A therapy dog will help Iraq war veteran Gregory handle the effects of PTSD
Gregory needs the love of a certain kind of friend.
In the years following combat, the Iraq war veteran has been plagued with night terrors that leave him incapacitated for days at a time. This devastating case of post-traumatic stress disorder has forced Gregory to go on disability.
But there is hope for a more peaceful and active future.With a PTSD therapy dog, Gregory can start to reclaim his life again. With this specially-trained buddy, the veteran will have an understanding companion with him wherever he goes. A therapy dog will encourage him to go outside, interact with others and take care of himself. These canines are also trained to help PTSD sufferers navigate through stressful situations, block triggers and wake from night terrors.
To help make this need a reality, Gregory has started a Go Fund Me Page to raise money to pay for the dog’s training with Educated Canines Assisting with Disabilities and care. He is looking to raise $30,000 to cover the expenses.
“The sooner I can raise the funds and pay for my dog, the sooner I will be able to start living a normal life,” Gregory writes on his page.
The veteran is receiving some assistance from philanthropist Leon Logothetis, in collaboration with LittleThings.com, who was moved by Gregory’s struggle and dedication to treating his PTSD.

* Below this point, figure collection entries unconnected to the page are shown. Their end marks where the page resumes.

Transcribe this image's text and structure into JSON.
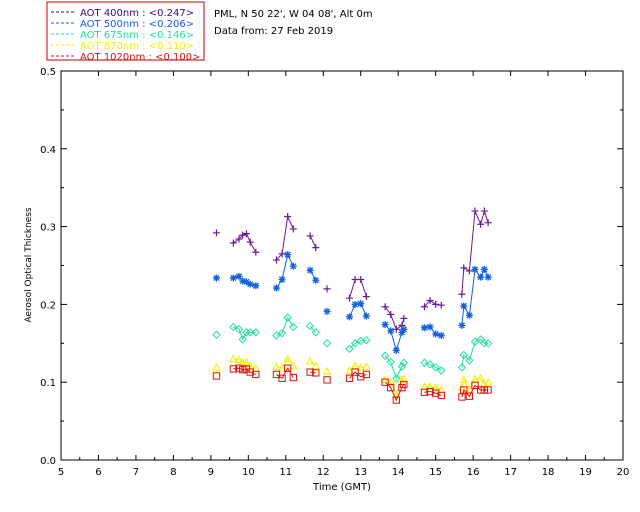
{
  "header": {
    "station": "PML, N 50 22', W 04 08', Alt 0m",
    "date_line": "Data from: 27 Feb 2019"
  },
  "legend": [
    {
      "label": "AOT  400nm : <0.247>",
      "color": "#3a0a8a"
    },
    {
      "label": "AOT  500nm : <0.206>",
      "color": "#1060e0"
    },
    {
      "label": "AOT  675nm : <0.146>",
      "color": "#20e0a0"
    },
    {
      "label": "AOT  870nm : <0.110>",
      "color": "#f0f000"
    },
    {
      "label": "AOT 1020nm : <0.100>",
      "color": "#e01010"
    }
  ],
  "chart_data": {
    "type": "line",
    "xlabel": "Time (GMT)",
    "ylabel": "Aerosol Optical Thickness",
    "xlim": [
      5,
      20
    ],
    "ylim": [
      0,
      0.5
    ],
    "xticks": [
      "5",
      "6",
      "7",
      "8",
      "9",
      "10",
      "11",
      "12",
      "13",
      "14",
      "15",
      "16",
      "17",
      "18",
      "19",
      "20"
    ],
    "yticks": [
      "0.0",
      "0.1",
      "0.2",
      "0.3",
      "0.4",
      "0.5"
    ],
    "series": [
      {
        "name": "AOT  400nm",
        "color": "#6a1a9a",
        "marker": "plus",
        "segments": [
          [
            [
              9.15,
              0.292
            ]
          ],
          [
            [
              9.6,
              0.279
            ],
            [
              9.75,
              0.284
            ],
            [
              9.85,
              0.289
            ],
            [
              9.95,
              0.291
            ],
            [
              10.05,
              0.28
            ],
            [
              10.2,
              0.267
            ]
          ],
          [
            [
              10.75,
              0.257
            ],
            [
              10.9,
              0.265
            ],
            [
              11.05,
              0.313
            ],
            [
              11.2,
              0.297
            ]
          ],
          [
            [
              11.65,
              0.288
            ],
            [
              11.8,
              0.273
            ]
          ],
          [
            [
              12.1,
              0.22
            ]
          ],
          [
            [
              12.7,
              0.208
            ],
            [
              12.85,
              0.232
            ],
            [
              13.0,
              0.232
            ],
            [
              13.15,
              0.21
            ]
          ],
          [
            [
              13.65,
              0.197
            ],
            [
              13.8,
              0.187
            ],
            [
              13.95,
              0.168
            ],
            [
              14.1,
              0.173
            ],
            [
              14.15,
              0.182
            ]
          ],
          [
            [
              14.7,
              0.197
            ],
            [
              14.85,
              0.205
            ],
            [
              15.0,
              0.2
            ],
            [
              15.15,
              0.199
            ]
          ],
          [
            [
              15.7,
              0.213
            ],
            [
              15.75,
              0.247
            ],
            [
              15.9,
              0.243
            ],
            [
              16.05,
              0.32
            ],
            [
              16.2,
              0.303
            ],
            [
              16.3,
              0.32
            ],
            [
              16.4,
              0.305
            ]
          ]
        ]
      },
      {
        "name": "AOT  500nm",
        "color": "#1060e0",
        "marker": "star",
        "segments": [
          [
            [
              9.15,
              0.234
            ]
          ],
          [
            [
              9.6,
              0.234
            ],
            [
              9.75,
              0.236
            ],
            [
              9.85,
              0.23
            ],
            [
              9.95,
              0.229
            ],
            [
              10.05,
              0.226
            ],
            [
              10.2,
              0.224
            ]
          ],
          [
            [
              10.75,
              0.221
            ],
            [
              10.9,
              0.232
            ],
            [
              11.05,
              0.264
            ],
            [
              11.2,
              0.249
            ]
          ],
          [
            [
              11.65,
              0.244
            ],
            [
              11.8,
              0.231
            ]
          ],
          [
            [
              12.1,
              0.191
            ]
          ],
          [
            [
              12.7,
              0.184
            ],
            [
              12.85,
              0.2
            ],
            [
              13.0,
              0.201
            ],
            [
              13.15,
              0.185
            ]
          ],
          [
            [
              13.65,
              0.174
            ],
            [
              13.8,
              0.166
            ],
            [
              13.95,
              0.141
            ],
            [
              14.1,
              0.164
            ],
            [
              14.15,
              0.168
            ]
          ],
          [
            [
              14.7,
              0.17
            ],
            [
              14.85,
              0.171
            ],
            [
              15.0,
              0.162
            ],
            [
              15.15,
              0.16
            ]
          ],
          [
            [
              15.7,
              0.173
            ],
            [
              15.75,
              0.198
            ],
            [
              15.9,
              0.186
            ],
            [
              16.05,
              0.245
            ],
            [
              16.2,
              0.235
            ],
            [
              16.3,
              0.245
            ],
            [
              16.4,
              0.235
            ]
          ]
        ]
      },
      {
        "name": "AOT  675nm",
        "color": "#20e0a0",
        "marker": "diamond",
        "segments": [
          [
            [
              9.15,
              0.161
            ]
          ],
          [
            [
              9.6,
              0.171
            ],
            [
              9.75,
              0.168
            ],
            [
              9.85,
              0.155
            ],
            [
              9.95,
              0.164
            ],
            [
              10.05,
              0.164
            ],
            [
              10.2,
              0.164
            ]
          ],
          [
            [
              10.75,
              0.16
            ],
            [
              10.9,
              0.163
            ],
            [
              11.05,
              0.183
            ],
            [
              11.2,
              0.171
            ]
          ],
          [
            [
              11.65,
              0.172
            ],
            [
              11.8,
              0.164
            ]
          ],
          [
            [
              12.1,
              0.15
            ]
          ],
          [
            [
              12.7,
              0.143
            ],
            [
              12.85,
              0.15
            ],
            [
              13.0,
              0.153
            ],
            [
              13.15,
              0.154
            ]
          ],
          [
            [
              13.65,
              0.134
            ],
            [
              13.8,
              0.126
            ],
            [
              13.95,
              0.105
            ],
            [
              14.1,
              0.12
            ],
            [
              14.15,
              0.125
            ]
          ],
          [
            [
              14.7,
              0.125
            ],
            [
              14.85,
              0.123
            ],
            [
              15.0,
              0.119
            ],
            [
              15.15,
              0.115
            ]
          ],
          [
            [
              15.7,
              0.119
            ],
            [
              15.75,
              0.135
            ],
            [
              15.9,
              0.128
            ],
            [
              16.05,
              0.152
            ],
            [
              16.2,
              0.155
            ],
            [
              16.3,
              0.15
            ],
            [
              16.4,
              0.15
            ]
          ]
        ]
      },
      {
        "name": "AOT  870nm",
        "color": "#f0f000",
        "marker": "triangle",
        "segments": [
          [
            [
              9.15,
              0.119
            ]
          ],
          [
            [
              9.6,
              0.13
            ],
            [
              9.75,
              0.129
            ],
            [
              9.85,
              0.125
            ],
            [
              9.95,
              0.126
            ],
            [
              10.05,
              0.121
            ],
            [
              10.2,
              0.118
            ]
          ],
          [
            [
              10.75,
              0.12
            ],
            [
              10.9,
              0.118
            ],
            [
              11.05,
              0.13
            ],
            [
              11.2,
              0.121
            ]
          ],
          [
            [
              11.65,
              0.127
            ],
            [
              11.8,
              0.121
            ]
          ],
          [
            [
              12.1,
              0.114
            ]
          ],
          [
            [
              12.7,
              0.115
            ],
            [
              12.85,
              0.121
            ],
            [
              13.0,
              0.119
            ],
            [
              13.15,
              0.12
            ]
          ],
          [
            [
              13.65,
              0.103
            ],
            [
              13.8,
              0.1
            ],
            [
              13.95,
              0.084
            ],
            [
              14.1,
              0.103
            ],
            [
              14.15,
              0.104
            ]
          ],
          [
            [
              14.7,
              0.094
            ],
            [
              14.85,
              0.094
            ],
            [
              15.0,
              0.093
            ],
            [
              15.15,
              0.09
            ]
          ],
          [
            [
              15.7,
              0.093
            ],
            [
              15.75,
              0.103
            ],
            [
              15.9,
              0.091
            ],
            [
              16.05,
              0.104
            ],
            [
              16.2,
              0.105
            ],
            [
              16.3,
              0.098
            ],
            [
              16.4,
              0.1
            ]
          ]
        ]
      },
      {
        "name": "AOT 1020nm",
        "color": "#e01010",
        "marker": "square",
        "segments": [
          [
            [
              9.15,
              0.108
            ]
          ],
          [
            [
              9.6,
              0.117
            ],
            [
              9.75,
              0.118
            ],
            [
              9.85,
              0.116
            ],
            [
              9.95,
              0.117
            ],
            [
              10.05,
              0.113
            ],
            [
              10.2,
              0.11
            ]
          ],
          [
            [
              10.75,
              0.11
            ],
            [
              10.9,
              0.105
            ],
            [
              11.05,
              0.118
            ],
            [
              11.2,
              0.106
            ]
          ],
          [
            [
              11.65,
              0.113
            ],
            [
              11.8,
              0.112
            ]
          ],
          [
            [
              12.1,
              0.103
            ]
          ],
          [
            [
              12.7,
              0.105
            ],
            [
              12.85,
              0.113
            ],
            [
              13.0,
              0.107
            ],
            [
              13.15,
              0.11
            ]
          ],
          [
            [
              13.65,
              0.1
            ],
            [
              13.8,
              0.093
            ],
            [
              13.95,
              0.077
            ],
            [
              14.1,
              0.093
            ],
            [
              14.15,
              0.097
            ]
          ],
          [
            [
              14.7,
              0.087
            ],
            [
              14.85,
              0.088
            ],
            [
              15.0,
              0.086
            ],
            [
              15.15,
              0.083
            ]
          ],
          [
            [
              15.7,
              0.081
            ],
            [
              15.75,
              0.09
            ],
            [
              15.9,
              0.082
            ],
            [
              16.05,
              0.096
            ],
            [
              16.2,
              0.09
            ],
            [
              16.3,
              0.09
            ],
            [
              16.4,
              0.09
            ]
          ]
        ]
      }
    ]
  }
}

“I experienced emotional trauma when I was badly bullied as a child and I feel a deep connection and empathy for what these heroes have experienced,” Logothetis told PEOPLE. “Gregory mentioned how he has night terrors, and although my night terrors are far less severe than Gregory’s, I know what it’s like to be unable to sleep and suffer shaming bouts of night terrors.”
The philanthropist hopes that with his help and the assistance of others, Gregory can reclaim his life.

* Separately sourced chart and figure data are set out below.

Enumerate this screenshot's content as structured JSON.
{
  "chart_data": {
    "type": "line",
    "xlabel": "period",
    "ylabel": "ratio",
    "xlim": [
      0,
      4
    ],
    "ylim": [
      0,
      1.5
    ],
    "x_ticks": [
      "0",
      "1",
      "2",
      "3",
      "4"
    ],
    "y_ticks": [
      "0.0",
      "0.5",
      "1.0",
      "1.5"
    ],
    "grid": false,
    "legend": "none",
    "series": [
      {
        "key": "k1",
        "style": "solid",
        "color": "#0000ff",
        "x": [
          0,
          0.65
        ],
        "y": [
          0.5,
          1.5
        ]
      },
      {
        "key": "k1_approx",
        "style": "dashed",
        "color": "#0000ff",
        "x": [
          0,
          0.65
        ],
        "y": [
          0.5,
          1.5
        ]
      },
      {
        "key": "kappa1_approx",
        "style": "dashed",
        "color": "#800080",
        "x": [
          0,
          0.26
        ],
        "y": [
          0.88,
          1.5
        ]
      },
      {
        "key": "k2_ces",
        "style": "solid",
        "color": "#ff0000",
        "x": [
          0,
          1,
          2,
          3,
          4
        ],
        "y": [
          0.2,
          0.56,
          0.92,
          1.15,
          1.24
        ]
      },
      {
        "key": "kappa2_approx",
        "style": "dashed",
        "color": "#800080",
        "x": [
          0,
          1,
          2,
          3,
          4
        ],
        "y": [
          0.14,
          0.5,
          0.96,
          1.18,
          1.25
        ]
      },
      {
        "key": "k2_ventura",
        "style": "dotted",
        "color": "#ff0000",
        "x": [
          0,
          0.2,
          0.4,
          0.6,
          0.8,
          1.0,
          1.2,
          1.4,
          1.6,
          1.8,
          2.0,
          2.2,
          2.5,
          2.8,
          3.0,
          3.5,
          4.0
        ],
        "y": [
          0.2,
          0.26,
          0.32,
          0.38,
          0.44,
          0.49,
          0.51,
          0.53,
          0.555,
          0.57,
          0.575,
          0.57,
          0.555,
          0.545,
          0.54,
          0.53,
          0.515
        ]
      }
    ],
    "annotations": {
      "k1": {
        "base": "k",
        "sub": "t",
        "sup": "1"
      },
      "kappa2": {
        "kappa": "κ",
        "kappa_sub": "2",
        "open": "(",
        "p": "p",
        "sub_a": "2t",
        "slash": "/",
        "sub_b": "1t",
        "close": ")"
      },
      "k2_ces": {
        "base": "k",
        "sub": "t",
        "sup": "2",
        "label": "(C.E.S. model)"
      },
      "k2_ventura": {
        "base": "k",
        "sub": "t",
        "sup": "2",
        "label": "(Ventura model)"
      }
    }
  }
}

“If I can empower someone to believe in themselves then my day is complete. The feeling of ‘being seen’ is such a powerful thing, and yet so many of us feel ‘unseen’ and ‘invisible.’ I consider my philanthropic work simply about ‘seeing’ people. It doesn’t have to be a big financial commitment – the most important thing is to see our each other and recognize that everyone has value,” Logothetis shared.
Once Gregory raises the money needed for a therapy dog, he plans to use any extra funds and his extra to time to help other veterans find the same comfort.